The Biden administration has issued the first detailed guidance spelling out the labor-related steps that companies must take to qualify for billions of dollars in enhanced tax breaks and subsidies for clean energy and related projects that are in climate provisions of the recently enacted Inflation Reduction Act.
The key labor requirements detailed in the guidance, which the U.S. Treasury Dept.'s Internal Revenue Service released on Nov. 29, include hiring a certain proportion of construction apprentices who participate in registered programs and paying workers at prevailing wage rates in areas where projects are located, as required on federal and federal supported construction projects under the Davis Bacon Act.
In a briefing for reporters, Treasury Secretary Janet Yellen said that tax incentives account for $270 billion of the law’s $369 billion in climate-related investments.
She said that an underlying principle of the law, enacted on Aug. 16, is that “workers should benefit from the clean energy economy they’re helping build."
Companies that adopt the climate act's prevailing wage and apprenticeship provisions will see a "a 5x premium" over the base credit for such applications as clean power production and clean hydrogen, said John Podesta, senior White House adviser for clean energy innovation and implementation.
As an example, meeting the workforce standards can increase the investment tax credit for offshore wind energy projects from 6% to 30%, according to the law.
The prevailing wage and apprenticeship requirements apply to eight tax incentives in the climate law, including the advanced energy project credit, carbon oxide sequestration, clean hydrogen, energy-efficient commercial buildings deduction, renewable energy production tax credit and renewable energy property investment tax credit.
Prevailing wage requirements—but not those for apprenticeship—apply to the new energy-efficient home credit and zero-emission nuclear power production credit.
Under the law, prevailing wage and apprenticeship requirements apply to facilities and projects on which construction begins 60 days or more after Treasury publishes the guidance in the Federal Register on Nov. 30.

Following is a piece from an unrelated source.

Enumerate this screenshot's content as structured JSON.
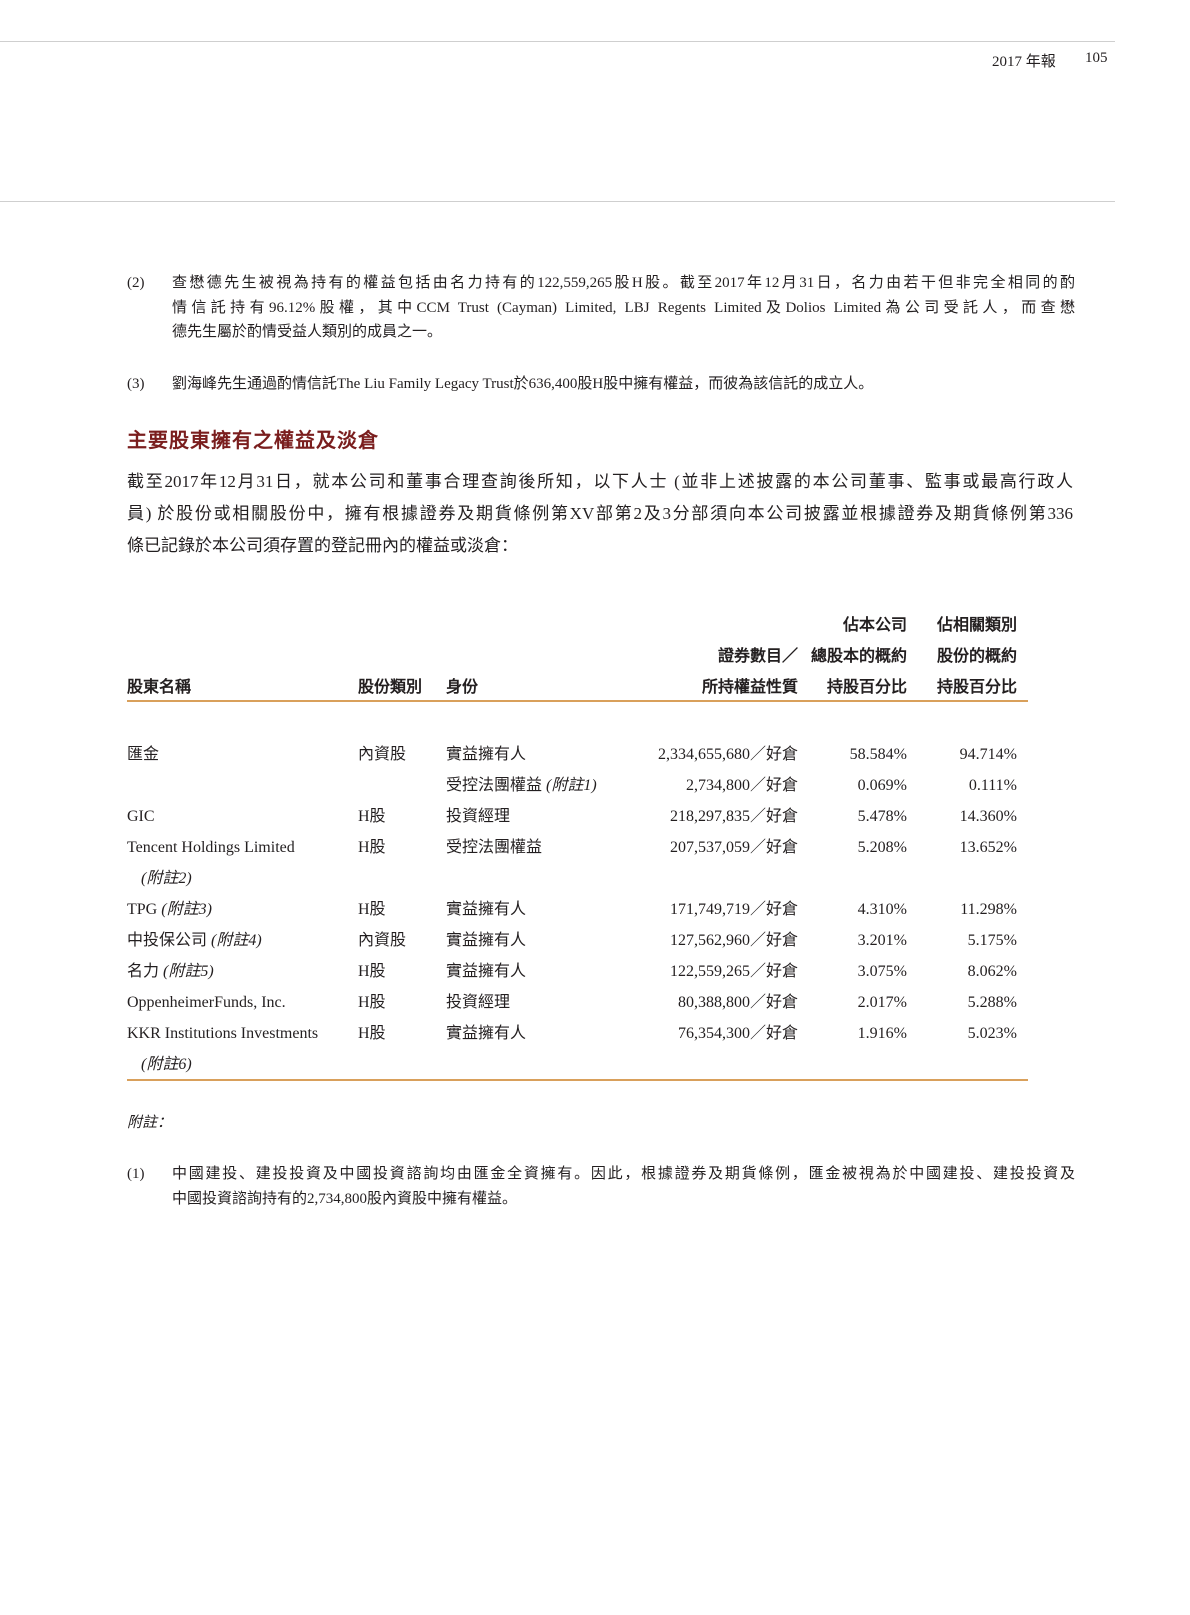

That 60-day “clock” is expected to begin on Nov. 30. Thus the requirements will apply to facilities and projects on which construction begins on or after Jan. 29, 2023.
Related to apprenticeship provisions, the guidance says that for projects whose construction begins before Jan. 1, 2023, at least 10% of the work must be performed by apprentices who take part in programs registered with the U.S. Dept. of Labor or state agencies. That mandatory share of work rises in steps, to 15% for projects starting after Dec. 31, 2023.
The guidance also outlines how a "good faith effort exception" may apply in meeting the number of qualified apprentices from registered programs and outlines recordkeeping requirements related to prevailing wage payments and apprenticeship.
Specifics Still Needed, Says Industry
In a statement, Sean McGarvey, president of North America's Building Trades Union, said it "welcomes this initial guidance" and will "look forward to further engagement and implementation on these critical issues as the process advances."
Industry groups said the guidance lacked detail that developers and contractors need to understand new requirements and penalties and weigh impacts on project costs and benefits.
"We are just going through it now," said Brian Turmail, Associated General Contractors of America vice president, shortly after documents were released. "But on first impression the guidance feels woefully short on details and specifics."
Turmail added: "It is hard to see how 20 pages of guidance will address the many questions about compliance and enforcement about an entirely new program being operated by an agency with no prior experience with these areas. The guidance is vague about whether the new requirements will apply to offsite work, an issue we strongly oppose. Unfortunately, this document appears to leave room for multiple interpretations."
The Solar Energy Industries Association, in early November comments to IRS totalling 38 pages, asked the agency for draft guidance on prevailing wage payments and apprentice programs "with a reasonable time period for public comment prior to issuing final guidance that triggers the IRA 60-day clock."
The group noted need for clarity in areas such as wage classifications and interstate use of apprentices—as well as in non-labor provisions pertaining to domestic content of materials and boundaries of former fossil fuel dominated "energy communities" in siting new projects to gain maximum tax credit.
Meeting apprentice numbers in still developing U.S. offshore wind construction may be impossible, National Ocean Industries Association President Eric Milito stressed In a letter to Congress, according to a report in industry publication Recharge. “Marine construction, operations, and maintenance is a specialized area with already steep licensing requirements,” he said. “It is unclear if the industry would be able to secure apprentices with the right qualifications and safety training.” The group said it would offer added comment in further review of the guidance.
Ben Brubeck, vice president of the Associated Builders and Contractors, which also submitted earlier comments, added that “IRS says it will issue additional proposed regulations with respect to these requirements in the coming months and there are more questions that need to be answered between now and when this rule goes into effect in roughly 60 days."
He noted that developers, small and large contractors and other project stakeholders "need clear and specific guidance on how these new provisions will be implemented ... to decide whether the tax credits are worth the significant risks and penalties ,,, and whether to bid on and perform such work.”
JC Sandberg, interim CEO of the American Clean Power Association, said “further clarity is essential to provide the market certainty necessary to drive timely clean energy deployment and to support job creation at levels that will ensure the IRA lives up to its promise.”